Nach ihren Berechnungen war fehlende körperliche Aktivität schuld an 5,3 Millionen von weltweit 57 Millionen Todesfällen im Jahr 2008. Damit ist Bewegungsmangel vergleichbar mit der Wirkung des Rauchens.

Interessant: Ein Drittel der erwachsenen Weltbevölkerung gilt als inaktiv. Unter den 13-15jährigen trifft das sogar für 80% zu (ich habe 2 Kinder. Kann das bestätigen).

Definiert wurde inaktiv mit weniger als drei mal die Woche sich kräftig oder weniger als fünf mal die Woche sich mäßig anstrengen (30 Minuten).

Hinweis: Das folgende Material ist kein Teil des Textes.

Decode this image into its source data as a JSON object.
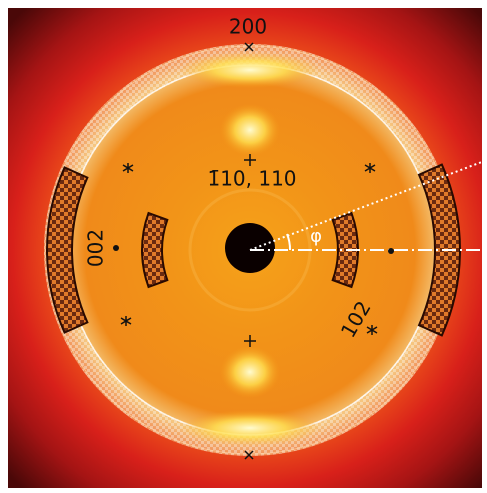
{
  "labels": {
    "top": "200",
    "left": "002",
    "center": "1̄10, 110",
    "lower_right": "102",
    "angle": "φ"
  }
}
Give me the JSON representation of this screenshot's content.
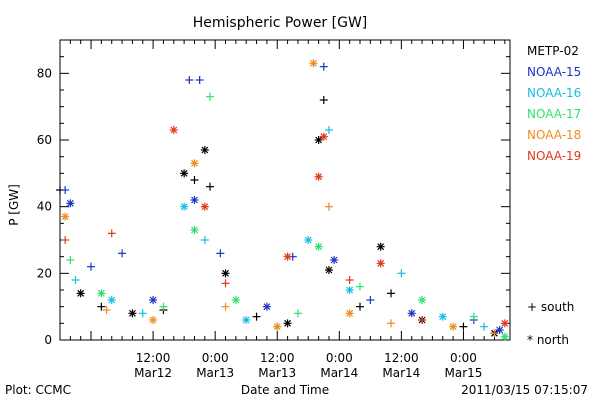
{
  "chart_data": {
    "type": "scatter",
    "title": "Hemispheric Power [GW]",
    "ylabel": "P [GW]",
    "xlabel": "Date and Time",
    "ylim": [
      0,
      90
    ],
    "xlim": [
      "2011-03-11 18:00",
      "2011-03-15 09:00"
    ],
    "yticks": [
      "0",
      "20",
      "40",
      "60",
      "80"
    ],
    "xticks": [
      {
        "time": "2011-03-12 12:00",
        "line1": "12:00",
        "line2": "Mar12"
      },
      {
        "time": "2011-03-13 00:00",
        "line1": "0:00",
        "line2": "Mar13"
      },
      {
        "time": "2011-03-13 12:00",
        "line1": "12:00",
        "line2": "Mar13"
      },
      {
        "time": "2011-03-14 00:00",
        "line1": "0:00",
        "line2": "Mar14"
      },
      {
        "time": "2011-03-14 12:00",
        "line1": "12:00",
        "line2": "Mar14"
      },
      {
        "time": "2011-03-15 00:00",
        "line1": "0:00",
        "line2": "Mar15"
      }
    ],
    "markers": {
      "south": "+ south",
      "north": "* north"
    },
    "series": [
      {
        "name": "METP-02",
        "color": "#000000",
        "points": [
          [
            "2011-03-11 18:00",
            45,
            "+"
          ],
          [
            "2011-03-11 22:00",
            14,
            "*"
          ],
          [
            "2011-03-12 02:00",
            10,
            "+"
          ],
          [
            "2011-03-12 08:00",
            8,
            "*"
          ],
          [
            "2011-03-12 14:00",
            9,
            "+"
          ],
          [
            "2011-03-12 18:00",
            50,
            "*"
          ],
          [
            "2011-03-12 20:00",
            48,
            "+"
          ],
          [
            "2011-03-12 22:00",
            57,
            "*"
          ],
          [
            "2011-03-12 23:00",
            46,
            "+"
          ],
          [
            "2011-03-13 02:00",
            20,
            "*"
          ],
          [
            "2011-03-13 08:00",
            7,
            "+"
          ],
          [
            "2011-03-13 14:00",
            5,
            "*"
          ],
          [
            "2011-03-13 20:00",
            60,
            "*"
          ],
          [
            "2011-03-13 21:00",
            72,
            "+"
          ],
          [
            "2011-03-13 22:00",
            21,
            "*"
          ],
          [
            "2011-03-14 04:00",
            10,
            "+"
          ],
          [
            "2011-03-14 08:00",
            28,
            "*"
          ],
          [
            "2011-03-14 10:00",
            14,
            "+"
          ],
          [
            "2011-03-14 16:00",
            6,
            "*"
          ],
          [
            "2011-03-15 00:00",
            4,
            "+"
          ],
          [
            "2011-03-15 06:00",
            2,
            "*"
          ]
        ]
      },
      {
        "name": "NOAA-15",
        "color": "#1a35c8",
        "points": [
          [
            "2011-03-11 19:00",
            45,
            "+"
          ],
          [
            "2011-03-11 20:00",
            41,
            "*"
          ],
          [
            "2011-03-12 00:00",
            22,
            "+"
          ],
          [
            "2011-03-12 06:00",
            26,
            "+"
          ],
          [
            "2011-03-12 12:00",
            12,
            "*"
          ],
          [
            "2011-03-12 19:00",
            78,
            "+"
          ],
          [
            "2011-03-12 21:00",
            78,
            "+"
          ],
          [
            "2011-03-12 20:00",
            42,
            "*"
          ],
          [
            "2011-03-13 01:00",
            26,
            "+"
          ],
          [
            "2011-03-13 10:00",
            10,
            "*"
          ],
          [
            "2011-03-13 15:00",
            25,
            "+"
          ],
          [
            "2011-03-13 21:00",
            82,
            "+"
          ],
          [
            "2011-03-13 23:00",
            24,
            "*"
          ],
          [
            "2011-03-14 06:00",
            12,
            "+"
          ],
          [
            "2011-03-14 14:00",
            8,
            "*"
          ],
          [
            "2011-03-15 02:00",
            6,
            "+"
          ],
          [
            "2011-03-15 07:00",
            3,
            "*"
          ]
        ]
      },
      {
        "name": "NOAA-16",
        "color": "#16bde0",
        "points": [
          [
            "2011-03-11 21:00",
            18,
            "+"
          ],
          [
            "2011-03-12 04:00",
            12,
            "*"
          ],
          [
            "2011-03-12 10:00",
            8,
            "+"
          ],
          [
            "2011-03-12 18:00",
            40,
            "*"
          ],
          [
            "2011-03-12 22:00",
            30,
            "+"
          ],
          [
            "2011-03-13 06:00",
            6,
            "*"
          ],
          [
            "2011-03-13 12:00",
            4,
            "+"
          ],
          [
            "2011-03-13 18:00",
            30,
            "*"
          ],
          [
            "2011-03-13 22:00",
            63,
            "+"
          ],
          [
            "2011-03-14 02:00",
            15,
            "*"
          ],
          [
            "2011-03-14 12:00",
            20,
            "+"
          ],
          [
            "2011-03-14 20:00",
            7,
            "*"
          ],
          [
            "2011-03-15 04:00",
            4,
            "+"
          ]
        ]
      },
      {
        "name": "NOAA-17",
        "color": "#30e070",
        "points": [
          [
            "2011-03-11 20:00",
            24,
            "+"
          ],
          [
            "2011-03-12 02:00",
            14,
            "*"
          ],
          [
            "2011-03-12 14:00",
            10,
            "+"
          ],
          [
            "2011-03-12 20:00",
            33,
            "*"
          ],
          [
            "2011-03-12 23:00",
            73,
            "+"
          ],
          [
            "2011-03-13 04:00",
            12,
            "*"
          ],
          [
            "2011-03-13 16:00",
            8,
            "+"
          ],
          [
            "2011-03-13 20:00",
            28,
            "*"
          ],
          [
            "2011-03-14 04:00",
            16,
            "+"
          ],
          [
            "2011-03-14 16:00",
            12,
            "*"
          ],
          [
            "2011-03-15 02:00",
            7,
            "+"
          ],
          [
            "2011-03-15 08:00",
            1,
            "*"
          ]
        ]
      },
      {
        "name": "NOAA-18",
        "color": "#f08a1c",
        "points": [
          [
            "2011-03-11 19:00",
            37,
            "*"
          ],
          [
            "2011-03-12 03:00",
            9,
            "+"
          ],
          [
            "2011-03-12 12:00",
            6,
            "*"
          ],
          [
            "2011-03-12 20:00",
            53,
            "*"
          ],
          [
            "2011-03-13 02:00",
            10,
            "+"
          ],
          [
            "2011-03-13 12:00",
            4,
            "*"
          ],
          [
            "2011-03-13 19:00",
            83,
            "*"
          ],
          [
            "2011-03-13 22:00",
            40,
            "+"
          ],
          [
            "2011-03-14 02:00",
            8,
            "*"
          ],
          [
            "2011-03-14 10:00",
            5,
            "+"
          ],
          [
            "2011-03-14 22:00",
            4,
            "*"
          ],
          [
            "2011-03-15 06:00",
            2,
            "+"
          ]
        ]
      },
      {
        "name": "NOAA-19",
        "color": "#e03818",
        "points": [
          [
            "2011-03-11 19:00",
            30,
            "+"
          ],
          [
            "2011-03-12 04:00",
            32,
            "+"
          ],
          [
            "2011-03-12 16:00",
            63,
            "*"
          ],
          [
            "2011-03-12 22:00",
            40,
            "*"
          ],
          [
            "2011-03-13 02:00",
            17,
            "+"
          ],
          [
            "2011-03-13 14:00",
            25,
            "*"
          ],
          [
            "2011-03-13 20:00",
            49,
            "*"
          ],
          [
            "2011-03-13 21:00",
            61,
            "*"
          ],
          [
            "2011-03-14 02:00",
            18,
            "+"
          ],
          [
            "2011-03-14 08:00",
            23,
            "*"
          ],
          [
            "2011-03-14 16:00",
            6,
            "+"
          ],
          [
            "2011-03-15 08:00",
            5,
            "*"
          ]
        ]
      }
    ]
  },
  "footer": {
    "left": "Plot: CCMC",
    "right": "2011/03/15 07:15:07"
  }
}
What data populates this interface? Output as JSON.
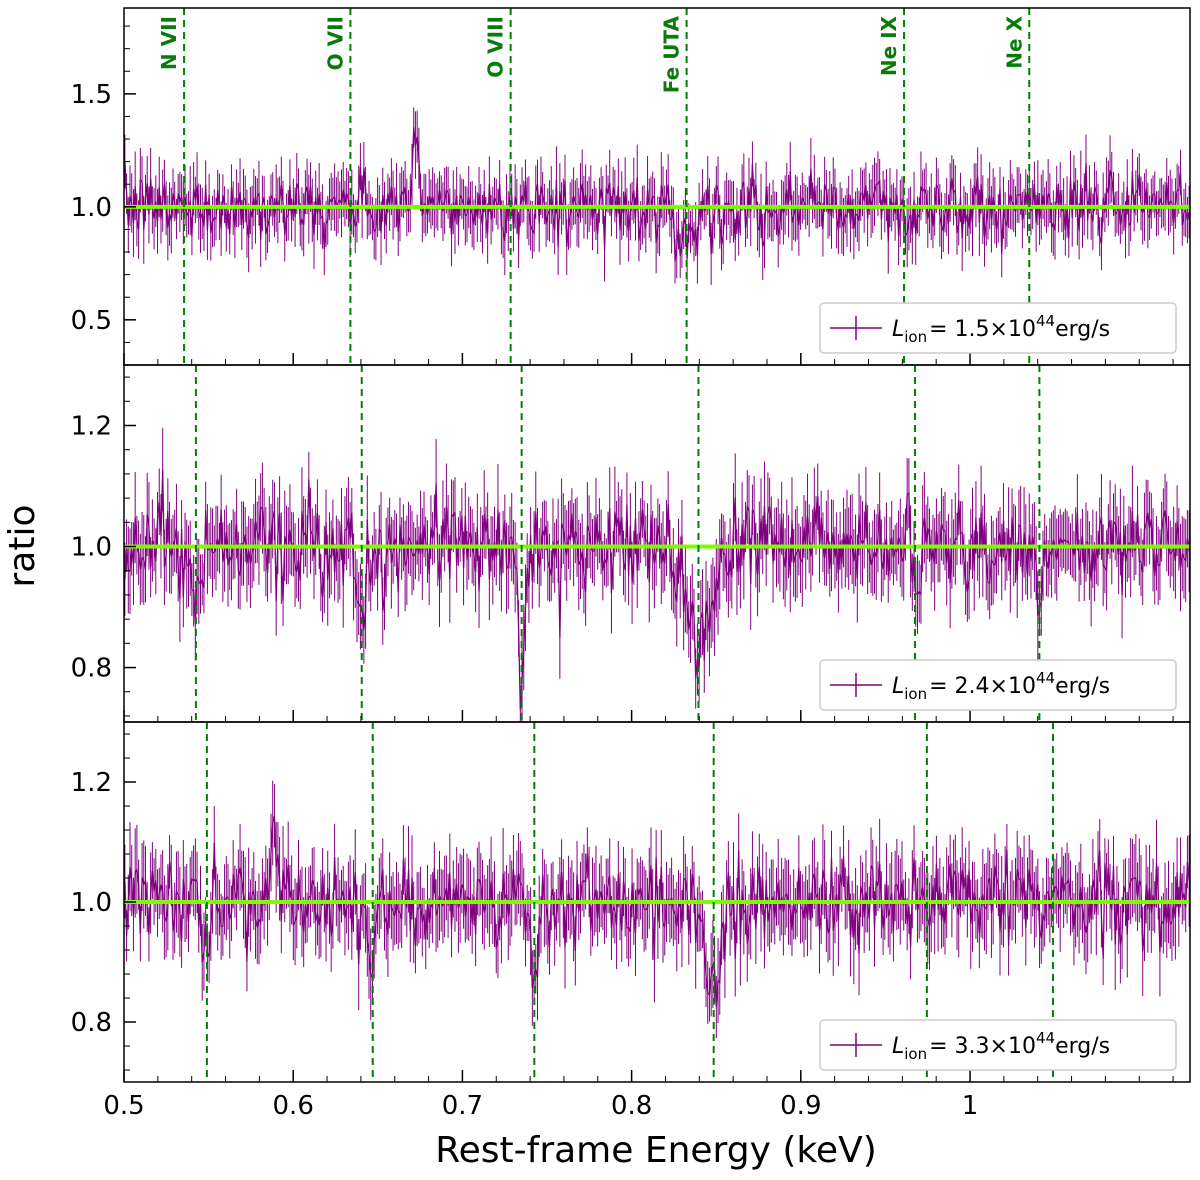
{
  "chart_data": {
    "type": "line",
    "figure_style": "stacked ratio spectra with error bars",
    "xlabel": "Rest-frame Energy (keV)",
    "ylabel": "ratio",
    "xlim": [
      0.5,
      1.13
    ],
    "x_ticks": [
      0.5,
      0.6,
      0.7,
      0.8,
      0.9,
      1.0
    ],
    "x_tick_labels": [
      "0.5",
      "0.6",
      "0.7",
      "0.8",
      "0.9",
      "1"
    ],
    "model_level": 1.0,
    "colors": {
      "data": "#800080",
      "model": "#7cfc00",
      "lines": "#008000"
    },
    "line_ids": [
      "N VII",
      "O VII",
      "O VIII",
      "Fe UTA",
      "Ne IX",
      "Ne X"
    ],
    "panels": [
      {
        "legend": {
          "symbol": "L",
          "subscript": "ion",
          "value": "= 1.5×10",
          "exponent": "44",
          "unit": "erg/s"
        },
        "ylim": [
          0.3,
          1.88
        ],
        "y_ticks": [
          0.5,
          1.0,
          1.5
        ],
        "y_tick_labels": [
          "0.5",
          "1.0",
          "1.5"
        ],
        "line_energies": [
          0.5355,
          0.6338,
          0.7285,
          0.8325,
          0.961,
          1.035
        ],
        "show_line_labels": true,
        "noise_sd": 0.09,
        "features": [
          {
            "energy": 0.672,
            "depth": -0.3,
            "width": 0.0015
          },
          {
            "energy": 0.8325,
            "depth": 0.12,
            "width": 0.006
          },
          {
            "energy": 0.961,
            "depth": 0.08,
            "width": 0.003
          }
        ],
        "series": [
          {
            "name": "L_ion = 1.5×10^44 erg/s",
            "x_range": [
              0.5,
              1.13
            ],
            "mean": 1.0
          }
        ]
      },
      {
        "legend": {
          "symbol": "L",
          "subscript": "ion",
          "value": "= 2.4×10",
          "exponent": "44",
          "unit": "erg/s"
        },
        "ylim": [
          0.71,
          1.3
        ],
        "y_ticks": [
          0.8,
          1.0,
          1.2
        ],
        "y_tick_labels": [
          "0.8",
          "1.0",
          "1.2"
        ],
        "line_energies": [
          0.5425,
          0.6405,
          0.735,
          0.8395,
          0.9675,
          1.041
        ],
        "show_line_labels": false,
        "noise_sd": 0.045,
        "features": [
          {
            "energy": 0.5425,
            "depth": 0.1,
            "width": 0.002
          },
          {
            "energy": 0.6405,
            "depth": 0.12,
            "width": 0.002
          },
          {
            "energy": 0.735,
            "depth": 0.22,
            "width": 0.0018
          },
          {
            "energy": 0.8395,
            "depth": 0.14,
            "width": 0.008
          },
          {
            "energy": 0.9675,
            "depth": 0.08,
            "width": 0.002
          },
          {
            "energy": 1.041,
            "depth": 0.06,
            "width": 0.002
          }
        ],
        "series": [
          {
            "name": "L_ion = 2.4×10^44 erg/s",
            "x_range": [
              0.5,
              1.13
            ],
            "mean": 1.0
          }
        ]
      },
      {
        "legend": {
          "symbol": "L",
          "subscript": "ion",
          "value": "= 3.3×10",
          "exponent": "44",
          "unit": "erg/s"
        },
        "ylim": [
          0.7,
          1.3
        ],
        "y_ticks": [
          0.8,
          1.0,
          1.2
        ],
        "y_tick_labels": [
          "0.8",
          "1.0",
          "1.2"
        ],
        "line_energies": [
          0.549,
          0.647,
          0.7425,
          0.8485,
          0.9745,
          1.049
        ],
        "show_line_labels": false,
        "noise_sd": 0.045,
        "features": [
          {
            "energy": 0.549,
            "depth": 0.1,
            "width": 0.002
          },
          {
            "energy": 0.647,
            "depth": 0.1,
            "width": 0.002
          },
          {
            "energy": 0.7425,
            "depth": 0.14,
            "width": 0.002
          },
          {
            "energy": 0.8485,
            "depth": 0.14,
            "width": 0.004
          },
          {
            "energy": 0.588,
            "depth": -0.14,
            "width": 0.0012
          }
        ],
        "series": [
          {
            "name": "L_ion = 3.3×10^44 erg/s",
            "x_range": [
              0.5,
              1.13
            ],
            "mean": 1.0
          }
        ]
      }
    ]
  }
}
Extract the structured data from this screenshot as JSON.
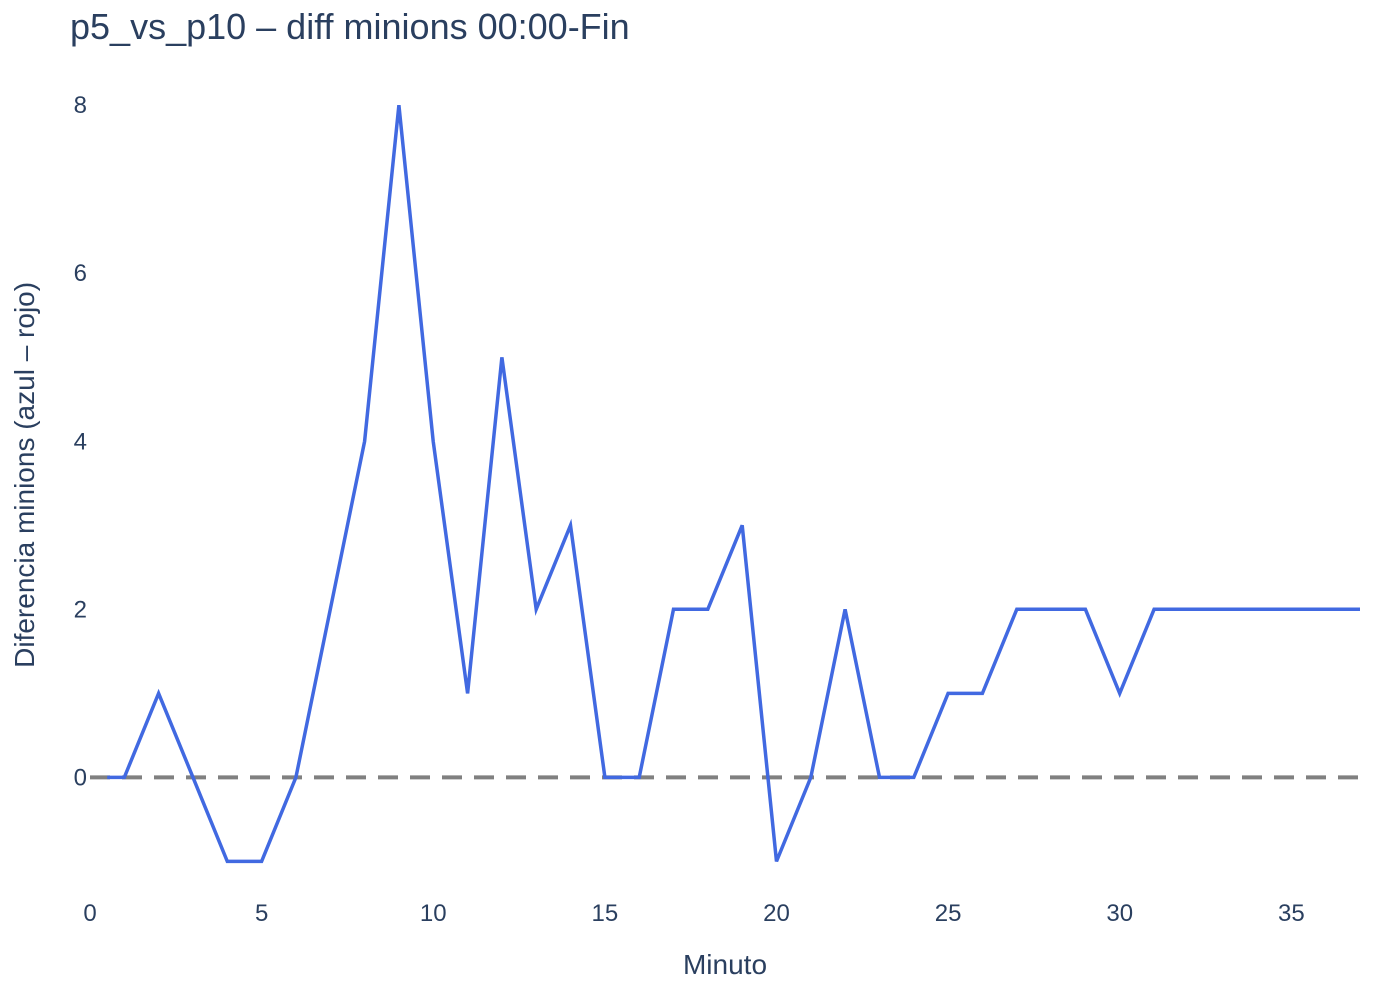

Mein Kommentar: Weit unterschätzt. Sie können die Prozentzahlen ohne Weiteres verdrei- bis verfünffachen. Deshalb, weil tägliche, anstrengende Bewegung ja zu Zweit- und Drittreaktionen führt. Andere Dinge anstößt. Das Leben und das Denken generell verändert. Und damit noch sehr viel wirksamer ist gegen Krankheiten und den Tod.

Ganz, ganz neu ist, dass diese letzten Sätze beweisbar sind. Seit wir Telomere vermessen können.